Thomas Merton, 1966: "All the things a hermit should not do I have done. Should a hermit like Bob Dylan? He means at least as much to me as some of the new liturgy, perhaps in some ways more."
Hudson’s thesis suffers from the awkward fact that the two never met, that Merton was twice Dylan’s age, and that there is little indication Dylan even knew who Merton was. But Hudson works mightily to make connections, and his quotations from Merton’s letters and diaries make it clear that the hermit was deeply affected by the vagabond’s music, first by “Highway 61 Revisited” (Hudson claims the title is a clear reference to Evelyn Waugh’s Brideshead Revisited), quickly followed by “Bringing It All Back Home,” “Another Side of Bob Dylan”and“The Times They Are A-Changin’.” In fact, in rueful diary entries concerning his famous love affair with “M,” Merton wrote that his troubles extended beyond the contradictions of being “a priest who has a woman.” He was also not sure he didn’t love Bob Dylan more than Mass in the vernacular:
All the things a hermit should not do I have done. Should a hermit like Bob Dylan? He means at least as much to me as some of the new liturgy, perhaps in some ways more. I want to know the guy. I want him to come here, and I want him to see one of my poems, he might even use it.
Merton’s 1967 collection of experimental verse, Cables to the Ace, shows the strong influence of Dylan’s lyrics, which Merton freely admitted in his letters. A year earlier, Merton had finally met Joan Baez (who by that point had soured on Dylan’s antics), when she visited Merton with friends at his abbey in Gethsemani, Ky. By the time of Merton’s accidental death in Bangkok in 1968, he and Dylan actually did seem to be living parallel lives, as both were caught between the desire for solitude (Merton in Gethsemani, Dylan at his hermitage-like Woodstock home) and the endless demands of fame and a public persona. Maybe Dylan never knew Merton, but one does get the sense that Dylan would have liked Merton as much as the monk admired and emulated him.

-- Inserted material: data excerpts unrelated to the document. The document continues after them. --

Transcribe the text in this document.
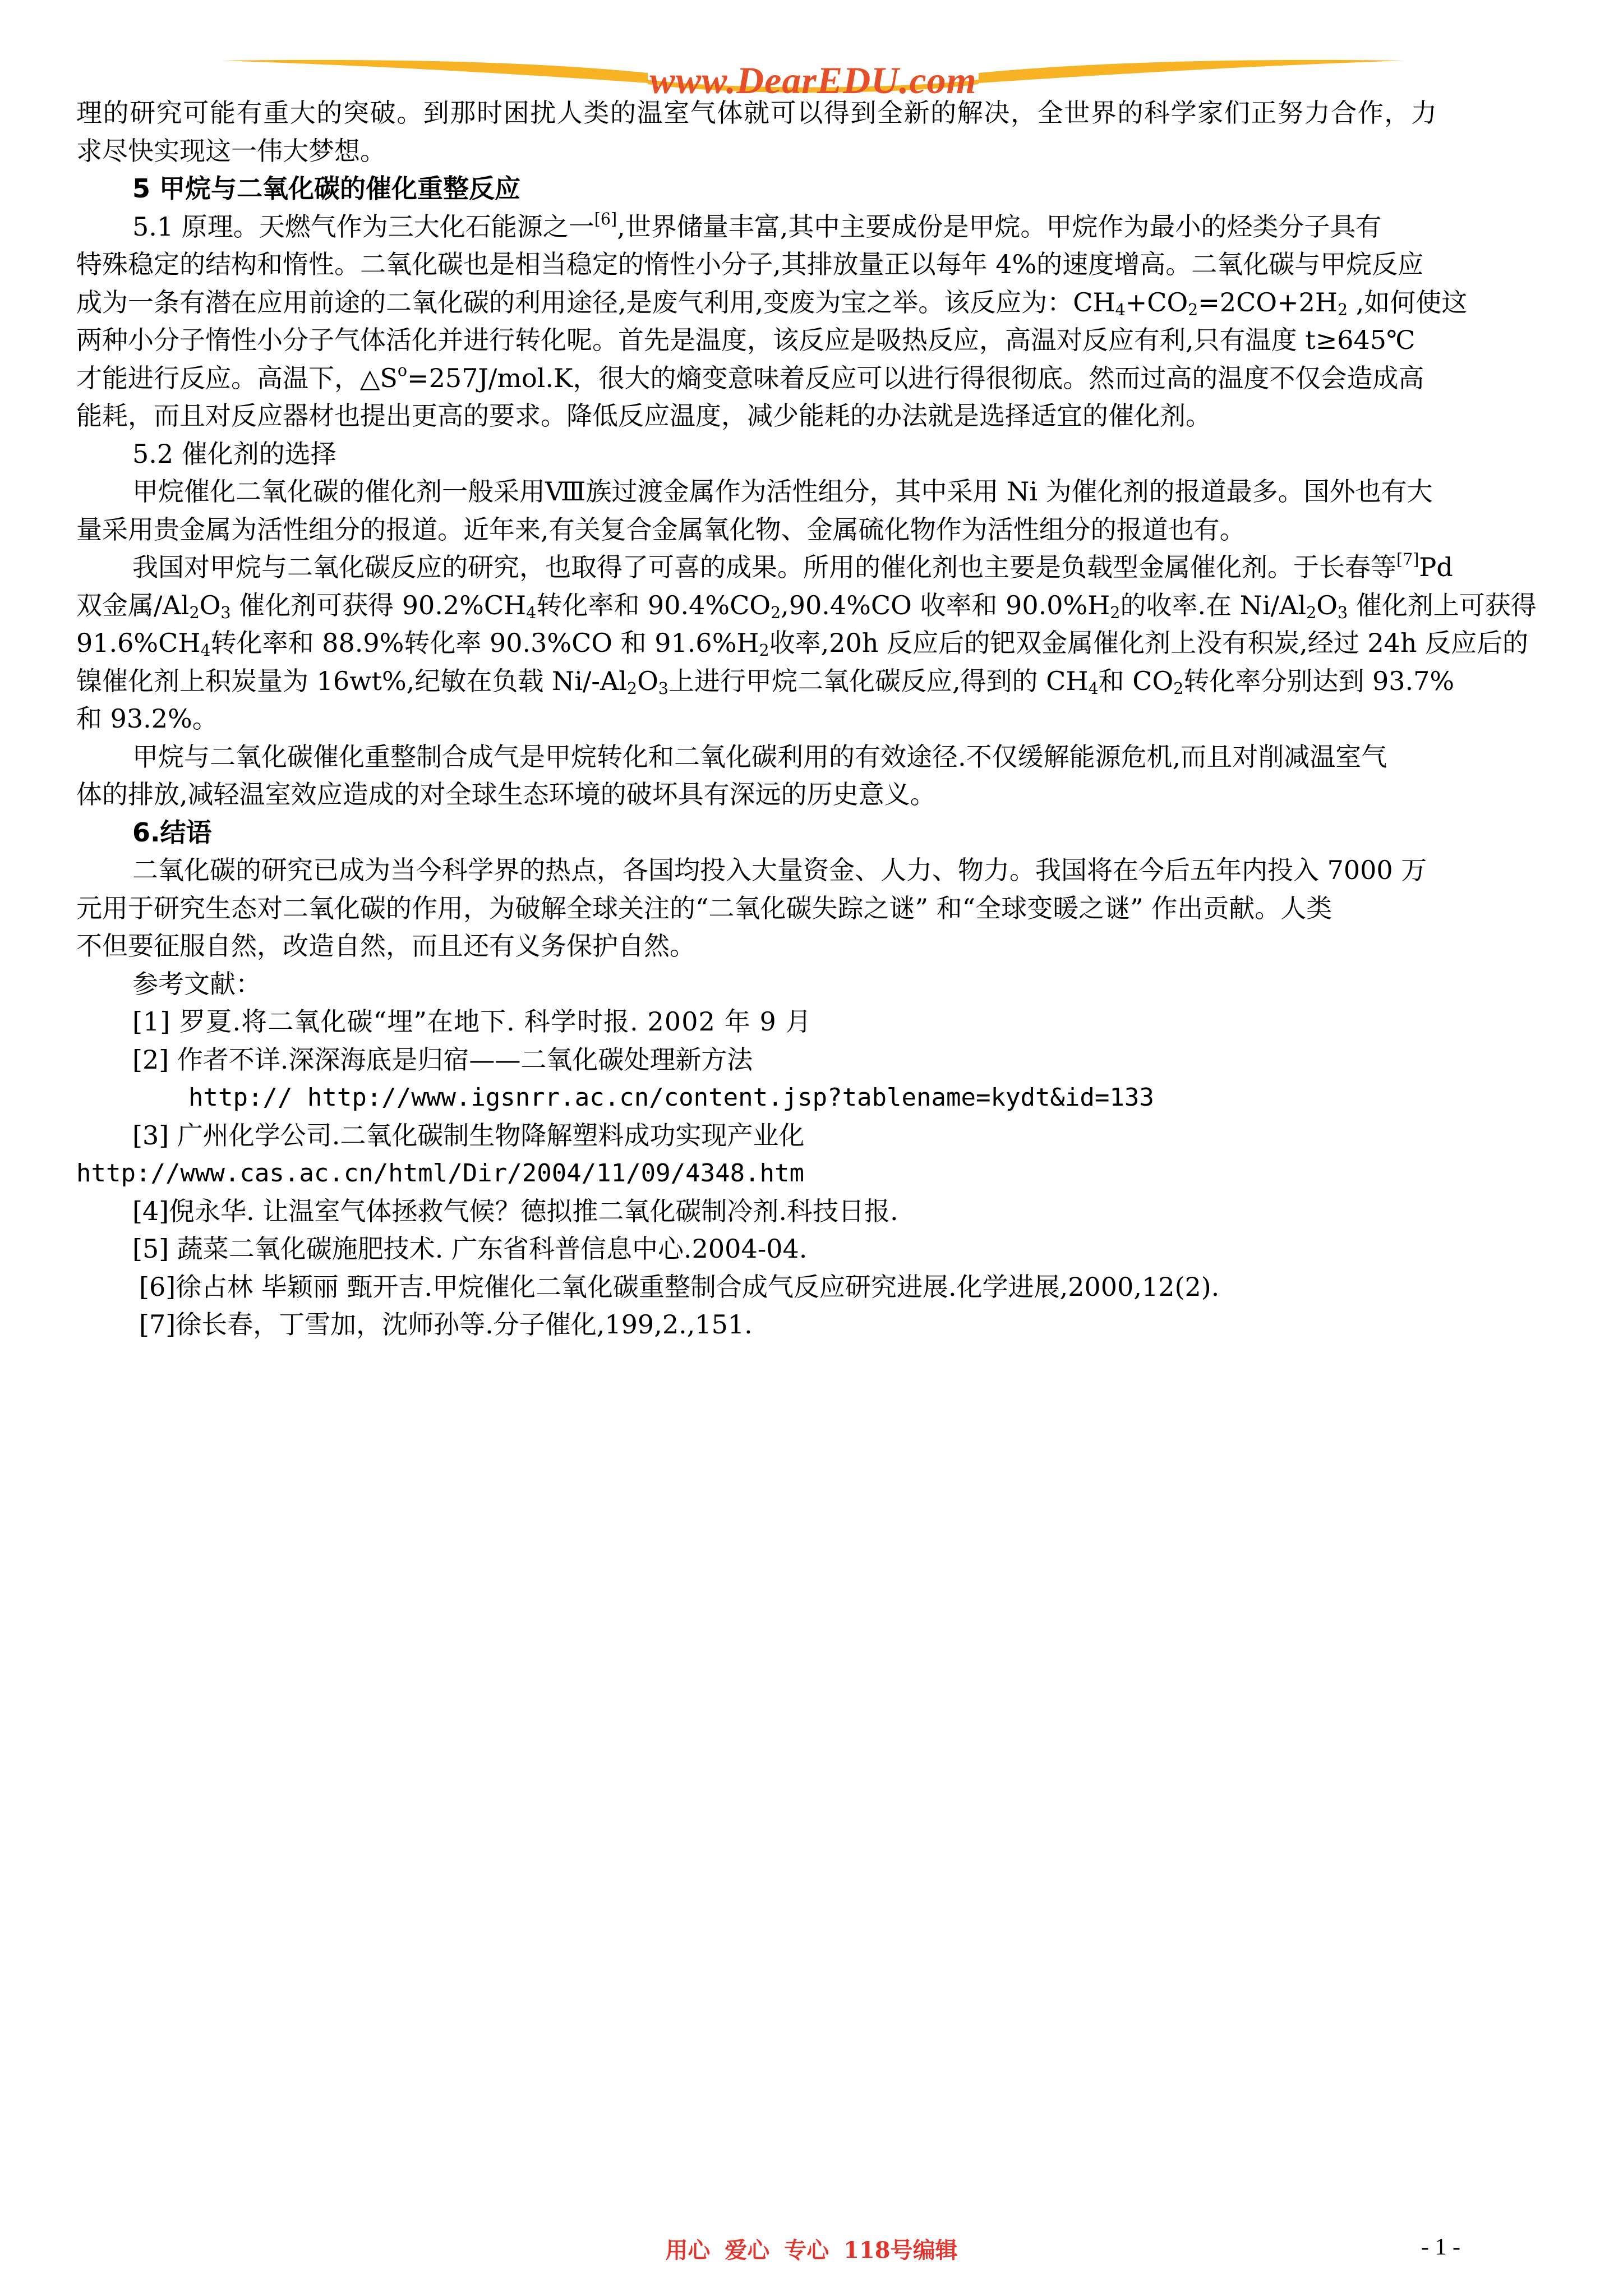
www.DearEDU.com
理的研究可能有重大的突破。到那时困扰人类的温室气体就可以得到全新的解决，全世界的科学家们正努力合作，力
求尽快实现这一伟大梦想。
5 甲烷与二氧化碳的催化重整反应
5.1 原理。天燃气作为三大化石能源之一[6],世界储量丰富,其中主要成份是甲烷。甲烷作为最小的烃类分子具有
特殊稳定的结构和惰性。二氧化碳也是相当稳定的惰性小分子,其排放量正以每年 4%的速度增高。二氧化碳与甲烷反应
成为一条有潜在应用前途的二氧化碳的利用途径,是废气利用,变废为宝之举。该反应为：$CH_4+CO_2=2CO+2H_2$ ,如何使这
两种小分子惰性小分子气体活化并进行转化呢。首先是温度，该反应是吸热反应，高温对反应有利,只有温度 t≥645℃
才能进行反应。高温下，$\triangle S^o=257J/mol.K$，很大的熵变意味着反应可以进行得很彻底。然而过高的温度不仅会造成高
能耗，而且对反应器材也提出更高的要求。降低反应温度，减少能耗的办法就是选择适宜的催化剂。
5.2 催化剂的选择
甲烷催化二氧化碳的催化剂一般采用Ⅷ族过渡金属作为活性组分，其中采用 Ni 为催化剂的报道最多。国外也有大
量采用贵金属为活性组分的报道。近年来,有关复合金属氧化物、金属硫化物作为活性组分的报道也有。
我国对甲烷与二氧化碳反应的研究，也取得了可喜的成果。所用的催化剂也主要是负载型金属催化剂。于长春等[7]Pd
双金属$/Al_2O_3$ 催化剂可获得 $90.2\%CH_4$转化率和 $90.4\%CO_2,90.4\%CO$ 收率和 $90.0\%H_2$的收率.在 $Ni/Al_2O_3$ 催化剂上可获得
$91.6\%CH_4$转化率和 88.9%转化率 90.3%CO 和 $91.6\%H_2$收率,20h 反应后的钯双金属催化剂上没有积炭,经过 24h 反应后的
镍催化剂上积炭量为 16wt%,纪敏在负载 $Ni/-Al_2O_3$上进行甲烷二氧化碳反应,得到的 $CH_4$和 $CO_2$转化率分别达到 93.7%
和 93.2%。
甲烷与二氧化碳催化重整制合成气是甲烷转化和二氧化碳利用的有效途径.不仅缓解能源危机,而且对削减温室气
体的排放,减轻温室效应造成的对全球生态环境的破坏具有深远的历史意义。
6.结语
二氧化碳的研究已成为当今科学界的热点，各国均投入大量资金、人力、物力。我国将在今后五年内投入 7000 万
元用于研究生态对二氧化碳的作用，为破解全球关注的“二氧化碳失踪之谜” 和“全球变暖之谜” 作出贡献。人类
不但要征服自然，改造自然，而且还有义务保护自然。
参考文献：
[1] 罗夏.将二氧化碳“埋”在地下. 科学时报. 2002 年 9 月
[2] 作者不详.深深海底是归宿——二氧化碳处理新方法
http:// http://www.igsnrr.ac.cn/content.jsp?tablename=kydt&id=133
[3] 广州化学公司.二氧化碳制生物降解塑料成功实现产业化
http://www.cas.ac.cn/html/Dir/2004/11/09/4348.htm
[4]倪永华. 让温室气体拯救气候？德拟推二氧化碳制冷剂.科技日报.
[5] 蔬菜二氧化碳施肥技术. 广东省科普信息中心.2004-04.
[6]徐占林 毕颖丽 甄开吉.甲烷催化二氧化碳重整制合成气反应研究进展.化学进展,2000,12(2).
[7]徐长春，丁雪加，沈师孙等.分子催化,199,2.,151.
用心 爱心 专心 118号编辑	- 1 -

Who ever thought in 1967 that within a year Thomas Merton would be dead, but 50 years later Bob Dylan would still be on tour? Forever in the wind, a poet-hermit who performs for popes, whose ex-girlfriends are still singing songs of loss and memory about him? “Now you’re telling me/ You’re not nostalgic?” Joan Baez rebukes her former lover in “Diamonds and Rust.” “Well then give me another word for it/ You, who were so good with words/ and at keeping things vague.”
Bob Dylan: "You too have been spellbound by magical voices, sweet voices with strange melodies."
Perhaps there is another reason why Bob Dylan chose the“Odyssey” as one of the three books whose influence over him he stressed in his Nobel lecture: Maybe he found in many-wiled, nostalgic Odysseus a kindred spirit. “It’s been a hard road to travel,” Dylan remarks of Odysseus—and of himself—in that lecture:
You too have had drugs dropped into your wine. You too have shared a bed with the wrong woman. You too have been spellbound by magical voices, sweet voices with strange melodies. You too have come so far and have so far been blown back. And you’ve had close calls as well. You’ve angered people you should not have. And you too have rambled this country all around. And you’ve also felt that ill wind, the one that blows you no good. And that’s still not all of it.